Handel, Messiah, Solti, CSO. This is one of my favourite renderings of this superb work. The choir and soloists were beautifully rendered. As the choir moved from pianissimo to mezzo forte the acoustic was wonderfully painted as the massed voices echoed back from the walls.



Now we come to what I consider to be the piece de la resistance of this phono stage, sixties and seventies pop and rock. As an example, The Beatles 1967-1970. The EAT E-Glo Petit rendered each track addictively. The upper bass tilt wonderfully makes the tracks full bodied whilst giving a slight emphasis to the bass lines. The stage continues to render its strengths with voices and instrumental timbre, the brass cutting through the songs whilst never becoming edgy or sharp. I found myself playing my way through my Beatles LPs, not to mention The Stones, Elton John, Deep Purple and Led Zepplin, amongst others.

Fiddler on a Roof soundtrack with Topol. I have found that cheaper phono stages do not render this album well. No issues here.

When I played the ‘problem LPs’ I found that:

  • John Denver’s ‘Rhymes & Reasons’
    The EAT E-Glo Petit produced its magic yet again. Not only was the music delivered with no brightness it was engaging with JD sounding in fine voice. Once again with the Petit I found myself listening to the whole side and just enjoying the music.
  • Spandau Ballet, The Twelve Inch Mixes, Instinction
    The track opens with some well rendered reverberant drum strikes. The sssses are not tamed, but the rest of the music is dynamic and engaging.
  • Hollies ‘Greatest Hits’.
    Still a tad bright, so I turned the volume down.
Time to test the EAT E-Glo Petit as a MM phono stage in:
  • Voyd Reference 0.5 Turntable, SME V arm, Audionote IO II cartridge, Audio Note step-up transformer;
  • Luxman 700 pre/power; and
  • Avalon PM1 speakers.
Settings: Impedance, 47k ohms; Gain, 45 dB; Capacitance, 50 pF.

In this setting the EAT E-Glo Petit Phono Stage worked as well as it had in my system.

Conclusion

So, is the EAT E-Glo Petit worth its salt? The phono stage is well made, includes some valve magic, is superbly flexible and makes music that is fun to listen to. It has an excellent combination of strengths. In short, it is well worth the asking price, even after the recent price hike to £1,500.

The slight upper bass response does mask some detail, whilst doing a wonderful job of underpinning pop and rock recordings where such detail is somewhat moot. However, on recordings where low bass is available the EAT E-Glo Petit can fail to give you the absolute dynamic slam and insight that is available. It is possible to get cheaper stages that will give you this, but in doing so you miss out on the improved sound staging, timbre & vocal delights of the Petit; a poor trade off in my opinion.

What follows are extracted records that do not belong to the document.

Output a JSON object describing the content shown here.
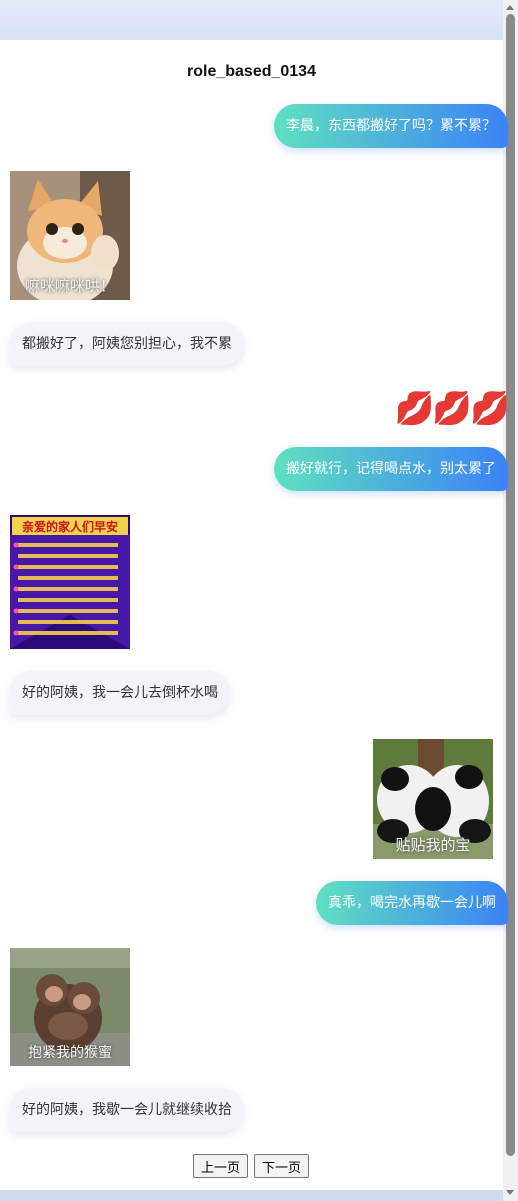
{
  "page": {
    "title": "role_based_0134"
  },
  "messages": [
    {
      "side": "right",
      "text": "李晨，东西都搬好了吗？累不累？"
    },
    {
      "side": "left",
      "sticker": "kitten-sticker",
      "caption": "嘛咪嘛咪哄！"
    },
    {
      "side": "left",
      "text": "都搬好了，阿姨您别担心，我不累"
    },
    {
      "side": "right",
      "emoji": "💋💋💋"
    },
    {
      "side": "right",
      "text": "搬好就行，记得喝点水，别太累了"
    },
    {
      "side": "left",
      "sticker": "greeting-card-sticker",
      "caption": "亲爱的家人们早安"
    },
    {
      "side": "left",
      "text": "好的阿姨，我一会儿去倒杯水喝"
    },
    {
      "side": "right",
      "sticker": "pandas-hugging-sticker",
      "caption": "贴贴我的宝"
    },
    {
      "side": "right",
      "text": "真乖，喝完水再歇一会儿啊"
    },
    {
      "side": "left",
      "sticker": "monkeys-hugging-sticker",
      "caption": "抱紧我的猴蜜"
    },
    {
      "side": "left",
      "text": "好的阿姨，我歇一会儿就继续收拾"
    }
  ],
  "pagination": {
    "prev_label": "上一页",
    "next_label": "下一页"
  },
  "colors": {
    "bubble_gradient_start": "#5fe0c0",
    "bubble_gradient_end": "#3b82f6",
    "left_bubble": "#f3f4f8"
  }
}
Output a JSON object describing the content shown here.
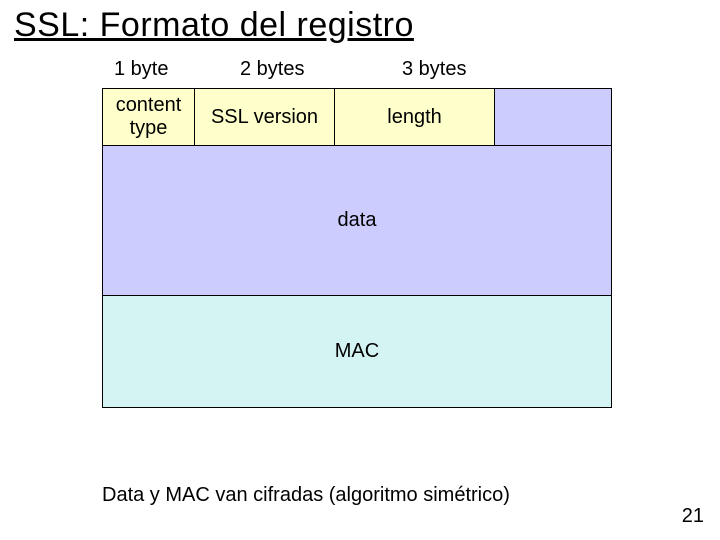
{
  "title": "SSL: Formato del registro",
  "sizes": {
    "contentType": "1 byte",
    "sslVersion": "2 bytes",
    "length": "3 bytes"
  },
  "header": {
    "contentType": "content\ntype",
    "sslVersion": "SSL version",
    "length": "length"
  },
  "sections": {
    "data": "data",
    "mac": "MAC"
  },
  "caption": "Data y MAC van cifradas (algoritmo simétrico)",
  "pageNumber": "21"
}
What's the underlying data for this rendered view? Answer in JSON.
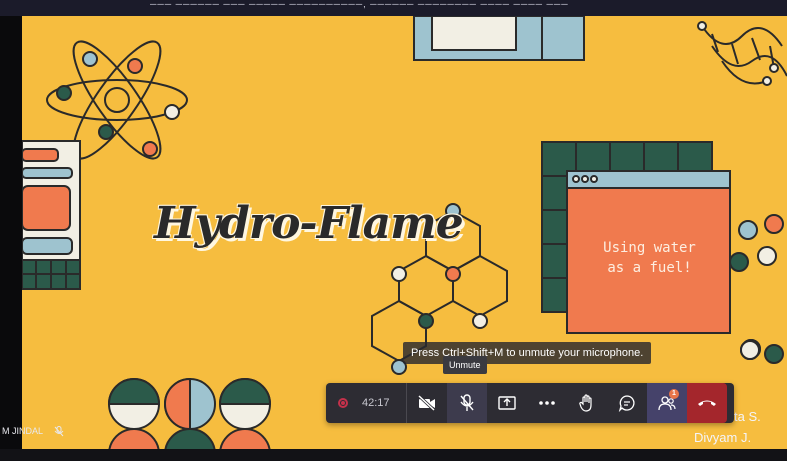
{
  "window": {
    "top_title": "─── ────── ─── ───── ──────────, ────── ──────── ──── ──── ───"
  },
  "slide": {
    "title": "Hydro-Flame",
    "card_line1": "Using water",
    "card_line2": "as a fuel!"
  },
  "tooltips": {
    "hint": "Press Ctrl+Shift+M to unmute your microphone.",
    "unmute": "Unmute"
  },
  "toolbar": {
    "timer": "42:17",
    "notification_count": "1",
    "buttons": [
      "record-indicator",
      "camera-off",
      "unmute",
      "share-screen",
      "more-actions",
      "raise-hand",
      "chat",
      "participants",
      "hang-up"
    ]
  },
  "participants": {
    "self_name": "M JINDAL",
    "other1": "ta S.",
    "other2": "Divyam J."
  },
  "colors": {
    "slide_bg": "#f6bd3f",
    "accent_orange": "#f07a4e",
    "dark_green": "#2b5a4a",
    "light_blue": "#9ec3cf",
    "toolbar_bg": "#2d2c33",
    "hangup_red": "#a4262c",
    "record_red": "#c4314b"
  }
}
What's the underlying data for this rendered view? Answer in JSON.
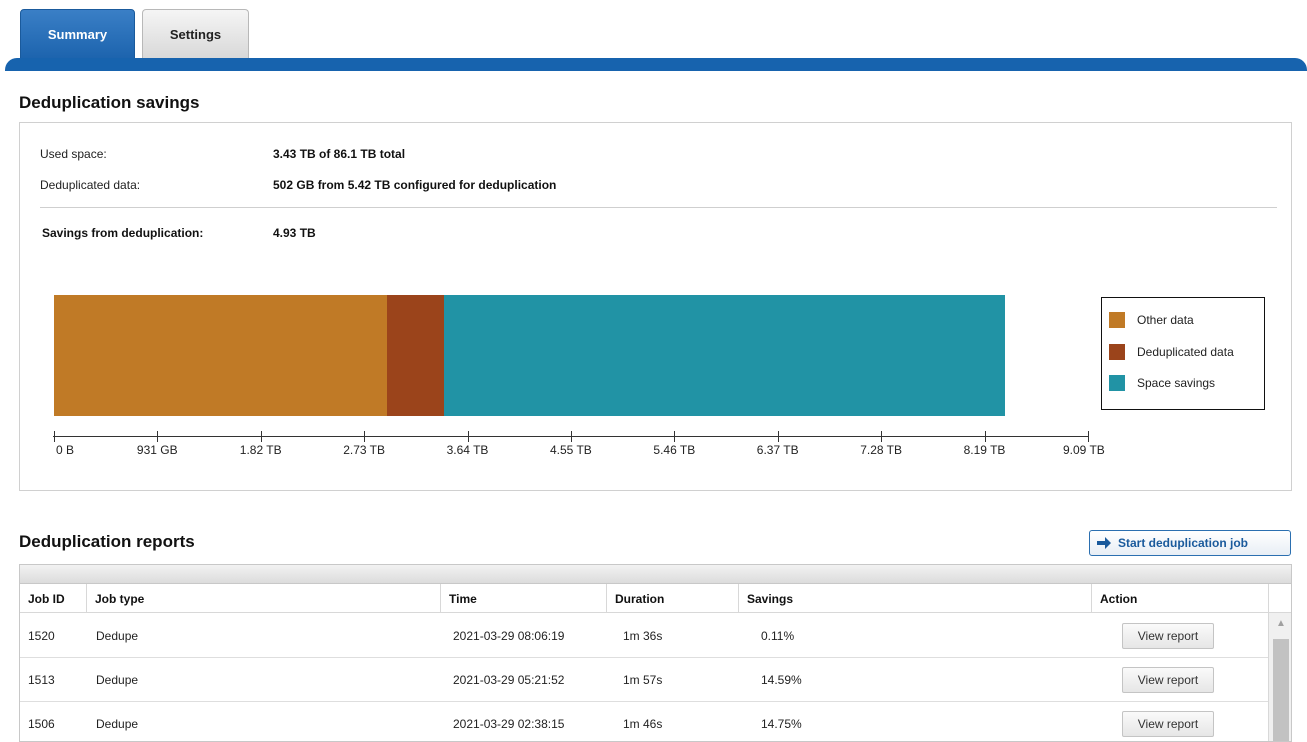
{
  "tabs": [
    {
      "label": "Summary",
      "active": true
    },
    {
      "label": "Settings",
      "active": false
    }
  ],
  "savings_section": {
    "title": "Deduplication savings",
    "used_space_label": "Used space:",
    "used_space_value": "3.43 TB of 86.1 TB total",
    "dedup_data_label": "Deduplicated data:",
    "dedup_data_value": "502 GB from 5.42 TB configured for deduplication",
    "savings_label": "Savings from deduplication:",
    "savings_value": "4.93 TB"
  },
  "chart_data": {
    "type": "bar",
    "orientation": "horizontal-stacked",
    "segments": [
      {
        "name": "Other data",
        "value_tb": 2.93,
        "color": "#c07a26"
      },
      {
        "name": "Deduplicated data",
        "value_tb": 0.5,
        "color": "#9b441b"
      },
      {
        "name": "Space savings",
        "value_tb": 4.93,
        "color": "#2193a5"
      }
    ],
    "xlim_tb": [
      0,
      9.09
    ],
    "tick_labels": [
      "0 B",
      "931 GB",
      "1.82 TB",
      "2.73 TB",
      "3.64 TB",
      "4.55 TB",
      "5.46 TB",
      "6.37 TB",
      "7.28 TB",
      "8.19 TB",
      "9.09 TB"
    ],
    "legend": [
      "Other data",
      "Deduplicated data",
      "Space savings"
    ],
    "legend_position": "right"
  },
  "reports_section": {
    "title": "Deduplication reports",
    "start_button_label": "Start deduplication job",
    "columns": [
      "Job ID",
      "Job type",
      "Time",
      "Duration",
      "Savings",
      "Action"
    ],
    "rows": [
      {
        "job_id": "1520",
        "job_type": "Dedupe",
        "time": "2021-03-29 08:06:19",
        "duration": "1m 36s",
        "savings": "0.11%",
        "action": "View report"
      },
      {
        "job_id": "1513",
        "job_type": "Dedupe",
        "time": "2021-03-29 05:21:52",
        "duration": "1m 57s",
        "savings": "14.59%",
        "action": "View report"
      },
      {
        "job_id": "1506",
        "job_type": "Dedupe",
        "time": "2021-03-29 02:38:15",
        "duration": "1m 46s",
        "savings": "14.75%",
        "action": "View report"
      }
    ]
  }
}
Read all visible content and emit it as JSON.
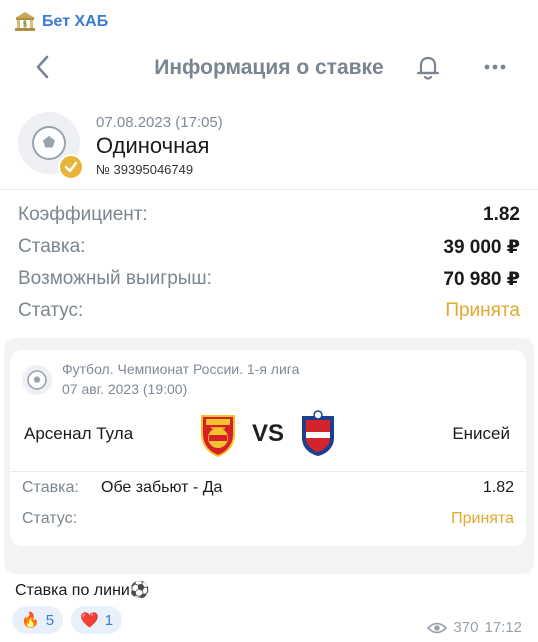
{
  "channel": {
    "name": "Бет ХАБ",
    "icon": "bank-icon"
  },
  "header": {
    "title": "Информация о ставке",
    "back_icon": "chevron-left-icon",
    "bell_icon": "bell-icon",
    "more_icon": "more-dots-icon"
  },
  "bet": {
    "date": "07.08.2023 (17:05)",
    "type": "Одиночная",
    "number": "№ 39395046749",
    "rows": [
      {
        "label": "Коэффициент:",
        "value": "1.82"
      },
      {
        "label": "Ставка:",
        "value": "39 000 ₽"
      },
      {
        "label": "Возможный выигрыш:",
        "value": "70 980 ₽"
      },
      {
        "label": "Статус:",
        "value": "Принята"
      }
    ]
  },
  "match": {
    "league": "Футбол. Чемпионат России. 1-я лига",
    "date": "07 авг. 2023 (19:00)",
    "team1": "Арсенал Тула",
    "vs": "VS",
    "team2": "Енисей",
    "stake_label": "Ставка:",
    "stake_value": "Обе забьют - Да",
    "stake_coef": "1.82",
    "status_label": "Статус:",
    "status_value": "Принята"
  },
  "post": {
    "caption": "Ставка по лини⚽",
    "reactions": [
      {
        "emoji": "🔥",
        "count": "5"
      },
      {
        "emoji": "❤️",
        "count": "1"
      }
    ],
    "views": "370",
    "time": "17:12"
  },
  "colors": {
    "accent": "#e0a82e",
    "link": "#3a7bd5",
    "muted": "#7a8692"
  }
}
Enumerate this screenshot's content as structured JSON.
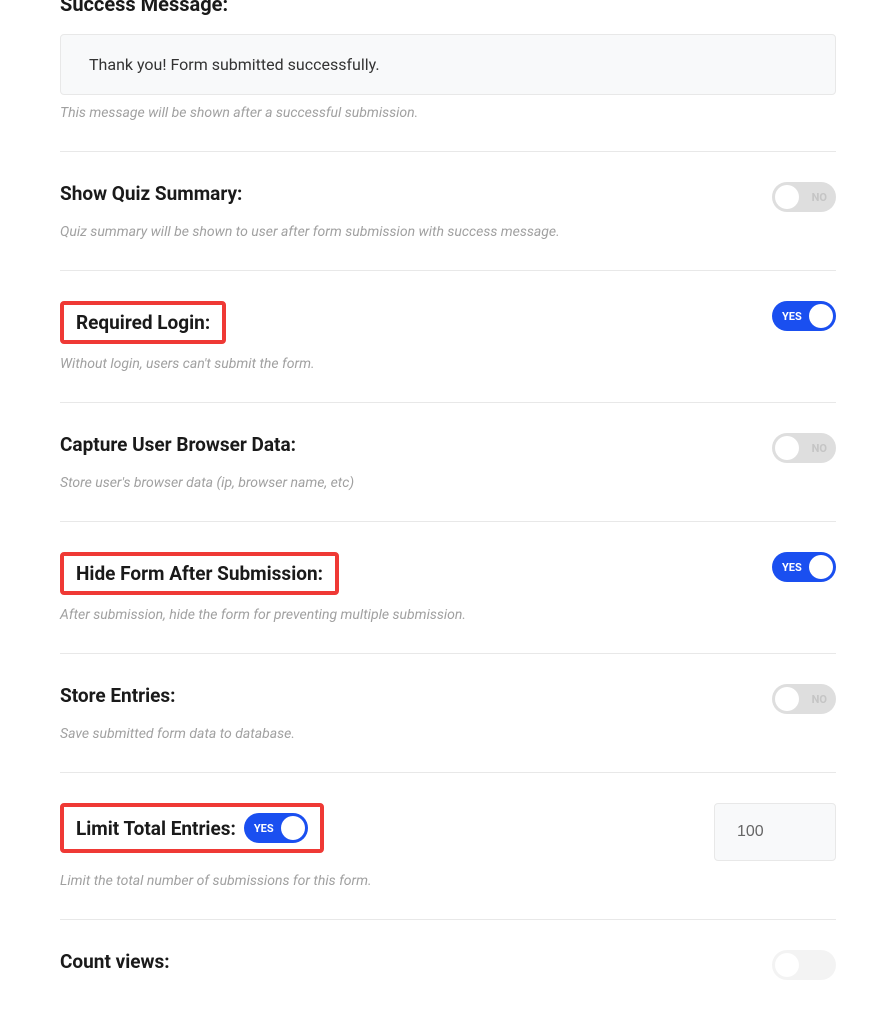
{
  "successMessage": {
    "title": "Success Message:",
    "value": "Thank you! Form submitted successfully.",
    "helper": "This message will be shown after a successful submission."
  },
  "showQuizSummary": {
    "label": "Show Quiz Summary:",
    "helper": "Quiz summary will be shown to user after form submission with success message.",
    "toggleText": "NO"
  },
  "requiredLogin": {
    "label": "Required Login:",
    "helper": "Without login, users can't submit the form.",
    "toggleText": "YES"
  },
  "captureBrowserData": {
    "label": "Capture User Browser Data:",
    "helper": "Store user's browser data (ip, browser name, etc)",
    "toggleText": "NO"
  },
  "hideFormAfterSubmission": {
    "label": "Hide Form After Submission:",
    "helper": "After submission, hide the form for preventing multiple submission.",
    "toggleText": "YES"
  },
  "storeEntries": {
    "label": "Store Entries:",
    "helper": "Save submitted form data to database.",
    "toggleText": "NO"
  },
  "limitTotalEntries": {
    "label": "Limit Total Entries:",
    "helper": "Limit the total number of submissions for this form.",
    "toggleText": "YES",
    "value": "100"
  },
  "countViews": {
    "label": "Count views:"
  }
}
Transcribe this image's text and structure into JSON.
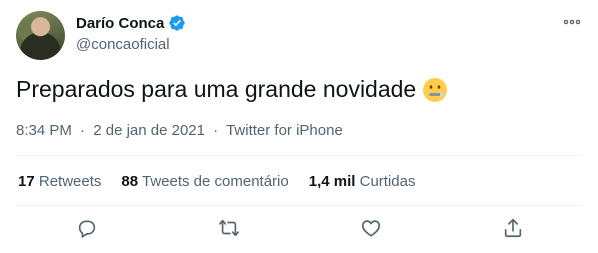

If you want to have it all then prepare to spend a LOT more money.

As a part of this review, I compared this little unit against phono stages up to three thousand pounds. It was never embarrassed. In some cases, I preferred its music making abilities with particular genres.

To reiterate my opening comment:

For many people this will be all the phono stage they will ever need. I would consider it as a first base camp on the assault of great phono stages. There is more to be gained, but this gets you a very good all round sound that will allow you to enjoy your entire record collection. This unit is, to my ears, great value for money and I am looking forward to hearing its bigger brothers.